13. Başsavcılık 4/12/2018 tarihli yazı ile Van İl Emniyet Müdürlüğü Terörle Mücadele ve Kaçakçılık ve Organize Suçlarla Mücadele Şube Müdürlüklerinden 14/7/2018 ile 16/7/2018 tarihleri arasında başvurucuya ait gözaltı, yakalama, arama işlemi yapıldığına ilişkin kamera kayıtlarının ve tutanakların gönderilmesini istemiştir. Ayrıca aynı tarihte Bilgi İşlem Müdürlüğünden Van Sulh Ceza Hâkimliğinin koridorunu gören kameranın 18/7/2018 tarihli kayıtlarının CD ortamına aktarılarak iletilmesini talep etmiştir.

14. Bilgi İşlem Müdürlüğü 4/12/2018 tarihli yazıyla kamera kayıtların azami 25 gün tutulduğunu belirterek Van Sulh Ceza Hâkimliğinin bulunduğu koridoru gösteren kameraların kayıtlarının temin edilemediğini bildirmiştir.

15. Van İl Emniyet Müdürlüğü ise 16/12/2018 tarihli yazıyla, başvurucunun şüphelisi olduğu olay ile ilgili olarak Van Cumhuriyet Başsavcılığının 2018/14682 sırasına kayden yürütülen soruşturmada kısıtlılık kararı olması nedeniyle istenen belgelerin gönderilemediğini bildirmiştir. 18/12/2018 tarihli yazıyla ise kamera kayıtların azami 24 gün tutulduğunu açıklayarak başvurucunun gözaltında kaldığı günlere ait kayıtlara ulaşılamadığını belirtmiş; yazı ekinde 15/7/2018 tarihinde düzenlenen Olay, Yakalama, Gözaltına Alma ve Elkoyma Tutanağı'nı göndermiştir.

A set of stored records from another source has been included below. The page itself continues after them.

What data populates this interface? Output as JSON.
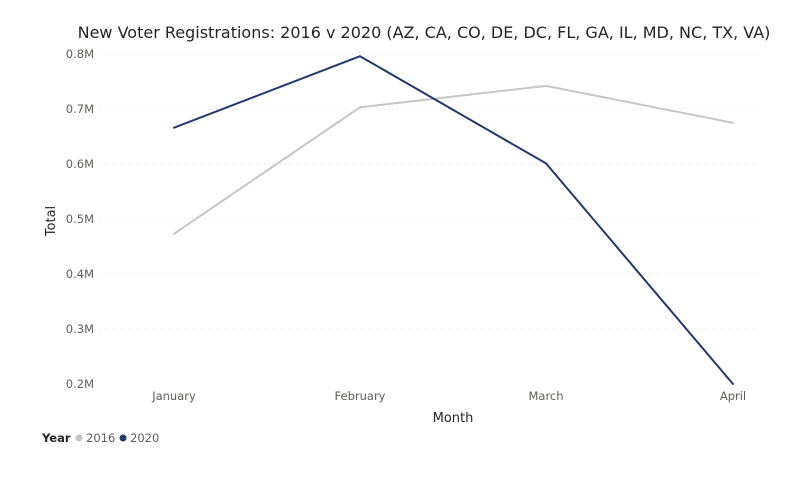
{
  "chart_data": {
    "type": "line",
    "title": "New Voter Registrations: 2016 v 2020 (AZ, CA, CO, DE, DC, FL, GA, IL, MD, NC, TX, VA)",
    "xlabel": "Month",
    "ylabel": "Total",
    "categories": [
      "January",
      "February",
      "March",
      "April"
    ],
    "ylim": [
      200000,
      800000
    ],
    "yticks": [
      {
        "value": 200000,
        "label": "0.2M"
      },
      {
        "value": 300000,
        "label": "0.3M"
      },
      {
        "value": 400000,
        "label": "0.4M"
      },
      {
        "value": 500000,
        "label": "0.5M"
      },
      {
        "value": 600000,
        "label": "0.6M"
      },
      {
        "value": 700000,
        "label": "0.7M"
      },
      {
        "value": 800000,
        "label": "0.8M"
      }
    ],
    "grid": true,
    "legend": {
      "title": "Year",
      "placement": "bottom-left"
    },
    "series": [
      {
        "name": "2016",
        "color": "#c8c6c4",
        "values": [
          473000,
          703000,
          742000,
          675000
        ]
      },
      {
        "name": "2020",
        "color": "#1f3a6e",
        "values": [
          666000,
          796000,
          601000,
          200000
        ]
      }
    ]
  }
}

16. Bunun üzerine Başsavcılık 18/2/2019 tarihli yazıyla Terör Suçları Soruşturma Bürosundan kısıtlılık kararı olan, 2018/14682 sayılı soruşturma dosyasında bulunan, 14/7/2018-16/7/2018 tarihleri arasındaki gözaltı, yakalama, arama işlemlerine ilişkin olan kamera görüntülerinin ve tutanaklarının gönderilmesini istemiştir. Ulusal Yargı Ağı Bilişim Sistemi (UYAP) aracılığıyla erişilen bilgi ve belgelerde bu yazıya verilen bir cevap tespit edilememiştir.

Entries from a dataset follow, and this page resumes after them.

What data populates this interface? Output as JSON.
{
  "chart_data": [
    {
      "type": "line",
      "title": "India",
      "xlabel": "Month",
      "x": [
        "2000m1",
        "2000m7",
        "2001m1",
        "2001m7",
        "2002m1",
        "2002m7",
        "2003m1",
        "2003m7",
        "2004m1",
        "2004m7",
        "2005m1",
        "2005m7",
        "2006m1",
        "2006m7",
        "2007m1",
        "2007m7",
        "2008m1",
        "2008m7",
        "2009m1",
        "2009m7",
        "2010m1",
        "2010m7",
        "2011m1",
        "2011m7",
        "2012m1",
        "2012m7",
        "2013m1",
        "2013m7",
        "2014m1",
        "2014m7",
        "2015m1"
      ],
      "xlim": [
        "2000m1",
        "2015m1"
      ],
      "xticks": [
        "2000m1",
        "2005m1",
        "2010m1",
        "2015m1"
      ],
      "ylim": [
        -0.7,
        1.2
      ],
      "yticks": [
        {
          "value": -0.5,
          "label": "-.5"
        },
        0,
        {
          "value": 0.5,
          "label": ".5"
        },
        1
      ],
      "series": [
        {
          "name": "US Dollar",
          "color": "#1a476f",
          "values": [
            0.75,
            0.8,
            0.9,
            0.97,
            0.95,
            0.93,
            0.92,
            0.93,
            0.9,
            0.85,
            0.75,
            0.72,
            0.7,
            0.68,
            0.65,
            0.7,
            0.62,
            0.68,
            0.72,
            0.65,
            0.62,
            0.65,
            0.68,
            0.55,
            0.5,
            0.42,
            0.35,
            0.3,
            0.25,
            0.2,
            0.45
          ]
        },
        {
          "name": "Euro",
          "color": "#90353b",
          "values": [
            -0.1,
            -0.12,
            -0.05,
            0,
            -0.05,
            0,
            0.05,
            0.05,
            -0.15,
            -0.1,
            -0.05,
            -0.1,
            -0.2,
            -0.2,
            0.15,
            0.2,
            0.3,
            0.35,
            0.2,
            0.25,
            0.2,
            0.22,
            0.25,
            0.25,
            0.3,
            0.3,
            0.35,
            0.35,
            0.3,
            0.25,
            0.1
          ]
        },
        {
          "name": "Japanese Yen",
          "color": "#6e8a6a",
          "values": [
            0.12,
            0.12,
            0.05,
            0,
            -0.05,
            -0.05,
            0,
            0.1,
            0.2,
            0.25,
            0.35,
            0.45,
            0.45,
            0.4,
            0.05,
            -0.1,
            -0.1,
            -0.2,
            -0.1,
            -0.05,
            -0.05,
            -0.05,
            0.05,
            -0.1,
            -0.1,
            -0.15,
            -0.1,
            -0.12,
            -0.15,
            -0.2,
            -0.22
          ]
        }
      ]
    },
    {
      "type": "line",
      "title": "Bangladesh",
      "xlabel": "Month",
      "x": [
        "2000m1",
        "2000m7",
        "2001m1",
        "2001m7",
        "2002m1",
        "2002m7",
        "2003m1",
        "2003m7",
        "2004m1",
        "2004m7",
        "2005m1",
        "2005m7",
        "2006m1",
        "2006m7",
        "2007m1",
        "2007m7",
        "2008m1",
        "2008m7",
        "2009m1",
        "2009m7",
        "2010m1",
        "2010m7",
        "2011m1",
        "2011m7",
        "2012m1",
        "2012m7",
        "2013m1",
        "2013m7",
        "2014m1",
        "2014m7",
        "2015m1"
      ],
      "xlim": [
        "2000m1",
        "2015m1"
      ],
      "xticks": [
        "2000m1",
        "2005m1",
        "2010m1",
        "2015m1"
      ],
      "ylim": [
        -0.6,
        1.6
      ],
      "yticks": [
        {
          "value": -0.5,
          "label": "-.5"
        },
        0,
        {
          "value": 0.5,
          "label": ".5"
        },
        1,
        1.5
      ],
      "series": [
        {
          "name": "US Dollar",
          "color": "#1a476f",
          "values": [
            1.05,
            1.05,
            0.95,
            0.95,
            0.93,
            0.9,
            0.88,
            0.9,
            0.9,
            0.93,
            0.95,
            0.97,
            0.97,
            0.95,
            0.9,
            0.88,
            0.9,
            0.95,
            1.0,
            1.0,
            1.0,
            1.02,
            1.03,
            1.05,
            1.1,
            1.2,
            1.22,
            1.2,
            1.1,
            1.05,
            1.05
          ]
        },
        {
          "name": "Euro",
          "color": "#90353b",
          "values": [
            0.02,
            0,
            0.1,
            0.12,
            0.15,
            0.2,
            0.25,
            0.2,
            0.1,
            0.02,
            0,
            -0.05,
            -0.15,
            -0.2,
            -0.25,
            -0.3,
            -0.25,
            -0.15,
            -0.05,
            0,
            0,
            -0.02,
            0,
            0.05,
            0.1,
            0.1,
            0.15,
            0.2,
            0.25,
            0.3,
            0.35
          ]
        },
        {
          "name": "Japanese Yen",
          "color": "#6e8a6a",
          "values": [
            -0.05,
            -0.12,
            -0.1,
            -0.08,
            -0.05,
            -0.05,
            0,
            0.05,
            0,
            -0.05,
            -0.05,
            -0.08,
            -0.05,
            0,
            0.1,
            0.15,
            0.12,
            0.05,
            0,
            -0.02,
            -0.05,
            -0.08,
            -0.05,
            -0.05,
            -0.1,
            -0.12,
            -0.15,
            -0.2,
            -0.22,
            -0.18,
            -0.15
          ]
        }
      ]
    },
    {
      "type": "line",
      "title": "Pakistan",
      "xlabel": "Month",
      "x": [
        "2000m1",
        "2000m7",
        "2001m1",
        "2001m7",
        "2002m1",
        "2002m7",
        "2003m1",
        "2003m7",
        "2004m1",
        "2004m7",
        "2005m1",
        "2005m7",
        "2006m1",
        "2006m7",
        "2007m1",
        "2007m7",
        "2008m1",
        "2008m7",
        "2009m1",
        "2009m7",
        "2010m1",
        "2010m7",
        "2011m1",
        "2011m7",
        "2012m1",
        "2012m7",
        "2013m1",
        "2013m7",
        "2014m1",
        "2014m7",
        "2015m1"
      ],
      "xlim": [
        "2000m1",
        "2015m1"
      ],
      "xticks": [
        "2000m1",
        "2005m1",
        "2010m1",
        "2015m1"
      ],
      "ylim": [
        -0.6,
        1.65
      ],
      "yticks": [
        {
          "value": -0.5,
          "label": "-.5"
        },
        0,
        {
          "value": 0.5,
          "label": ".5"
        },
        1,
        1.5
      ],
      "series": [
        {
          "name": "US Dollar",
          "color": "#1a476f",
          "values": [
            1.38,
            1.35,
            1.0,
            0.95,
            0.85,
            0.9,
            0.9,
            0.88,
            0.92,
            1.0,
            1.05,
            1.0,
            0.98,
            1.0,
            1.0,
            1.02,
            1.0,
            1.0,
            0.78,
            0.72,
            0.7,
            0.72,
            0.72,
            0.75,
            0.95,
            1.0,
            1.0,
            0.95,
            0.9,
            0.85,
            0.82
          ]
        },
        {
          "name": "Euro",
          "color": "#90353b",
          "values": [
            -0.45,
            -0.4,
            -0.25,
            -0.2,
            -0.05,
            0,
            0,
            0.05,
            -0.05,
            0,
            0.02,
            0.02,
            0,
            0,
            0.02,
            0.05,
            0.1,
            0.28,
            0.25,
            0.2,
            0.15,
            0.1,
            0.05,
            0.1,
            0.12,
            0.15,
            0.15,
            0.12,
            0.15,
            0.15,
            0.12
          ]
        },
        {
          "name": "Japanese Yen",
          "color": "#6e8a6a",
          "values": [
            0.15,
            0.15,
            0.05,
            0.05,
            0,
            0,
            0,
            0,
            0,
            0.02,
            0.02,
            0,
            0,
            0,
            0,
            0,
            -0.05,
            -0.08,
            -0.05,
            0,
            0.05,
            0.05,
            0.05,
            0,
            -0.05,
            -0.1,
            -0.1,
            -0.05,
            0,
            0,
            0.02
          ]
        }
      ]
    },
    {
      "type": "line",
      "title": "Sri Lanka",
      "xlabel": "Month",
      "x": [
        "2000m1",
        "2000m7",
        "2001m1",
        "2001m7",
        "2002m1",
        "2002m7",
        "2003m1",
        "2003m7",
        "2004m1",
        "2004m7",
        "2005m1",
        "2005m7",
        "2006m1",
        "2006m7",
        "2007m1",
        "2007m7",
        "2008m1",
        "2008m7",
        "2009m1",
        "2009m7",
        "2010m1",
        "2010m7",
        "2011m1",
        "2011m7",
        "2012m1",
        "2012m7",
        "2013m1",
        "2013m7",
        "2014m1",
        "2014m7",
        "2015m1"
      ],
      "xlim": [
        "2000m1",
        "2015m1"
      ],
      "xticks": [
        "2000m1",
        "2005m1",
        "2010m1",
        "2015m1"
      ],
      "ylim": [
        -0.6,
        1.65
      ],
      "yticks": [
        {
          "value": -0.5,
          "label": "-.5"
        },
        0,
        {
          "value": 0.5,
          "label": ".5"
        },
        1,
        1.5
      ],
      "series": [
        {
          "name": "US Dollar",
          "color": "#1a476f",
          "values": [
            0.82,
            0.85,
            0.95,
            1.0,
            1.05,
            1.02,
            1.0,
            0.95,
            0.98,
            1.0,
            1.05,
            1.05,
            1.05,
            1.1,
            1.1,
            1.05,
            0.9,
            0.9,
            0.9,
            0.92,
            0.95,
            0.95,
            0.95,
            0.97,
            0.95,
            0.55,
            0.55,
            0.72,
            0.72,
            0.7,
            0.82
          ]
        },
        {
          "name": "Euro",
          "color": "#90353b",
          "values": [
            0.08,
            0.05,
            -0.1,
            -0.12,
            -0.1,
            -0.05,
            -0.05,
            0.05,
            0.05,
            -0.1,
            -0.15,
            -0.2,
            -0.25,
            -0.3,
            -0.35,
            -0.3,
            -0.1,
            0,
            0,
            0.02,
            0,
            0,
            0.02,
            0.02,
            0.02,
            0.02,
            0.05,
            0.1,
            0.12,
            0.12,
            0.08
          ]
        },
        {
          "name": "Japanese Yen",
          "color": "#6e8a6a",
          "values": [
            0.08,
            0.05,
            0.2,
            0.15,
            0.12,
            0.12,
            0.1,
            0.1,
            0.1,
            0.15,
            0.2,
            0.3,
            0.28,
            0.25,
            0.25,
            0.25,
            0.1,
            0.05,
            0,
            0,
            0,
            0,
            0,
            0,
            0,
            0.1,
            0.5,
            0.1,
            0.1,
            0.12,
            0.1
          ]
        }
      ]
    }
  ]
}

17. Başsavcılık 7/10/2019 tarihinde, başvurucunun darbedildiğine dair herhangi bir rapor olmadığını, Arama ve Gözaltına Alma Tutanaklarında kötü muameleye maruz kaldığına dair beyanı bulunmadığını, kamera ve tanık araştırmasında somut bir delile ulaşılamadığını ifade ederek Van İl Emniyet Müdürlüğü görevlileri hakkında kovuşturmaya yer olmadığına dair karar vermiştir. Karar gerekçesinin ilgili kısmı şöyledir:

"Cumhuriyet Başsavcılığımızca yapılan soruşturma işlemlerinde; olaya ilişkin tüm bilgi ve belgelerin Van İl Emniyet Müdürlüğünden talep edildiği, gelen evraklar incelendiğinde, olay tarihinde PKK/KCK terör örgütünün eylem ve faaliyetlerinin önlenmesine yönelik çalışmalar neticesinde gerekli arama, gözaltına alma ve el koyma işlemlerinin yapıldığı ve buna ilişkin tutanakların tanzim edildiği, ilgili tutanaklarda müştekinin kendisine yönelik darp iddialarına ilişkin herhangi bir beyan ve delile rastlanılmadığı,

Yine olaya ilişkin kamera ve tanık araştırmasının yapıldığı, ancak herhangi bir tanık ve kamera kaydına rastlanılmadığı,

Müşteki vekili tarafından darp iddialarına karşı soruşturma dosyasına darp raporu, tanık beyanı gibi herhangi bir somut delil sunulmadığı,

Tüm soruşturma dosyası birlikte değerlendirildiğinde; olay tarihinde müştekinin darp edildiğine dair herhangi bir raporun bulunmadığı, yapılan adli arama ve gözaltına alma tutanaklarında kendisinin darp edildiğine dair beyanların olmadığı, olaya ilişkin yapılan kamera ve tanık araştırmasında somut bir delile ulaşılmadığı, bu kapsamda müştekinin olay tarihinde ilgili görevlilerce darp edildiğine dair soyut beyanı dışında soruşturma yapmayı gerektirecek herhangi bir somut delile ulaşılamadığı anlaşılmakla,

Yukarıda açıklanan nedenlerle iddia edilen olay hakkında KAMU ADINA KOVUŞTURMAYA YER OLMADIĞINA ... [karar verildi.]"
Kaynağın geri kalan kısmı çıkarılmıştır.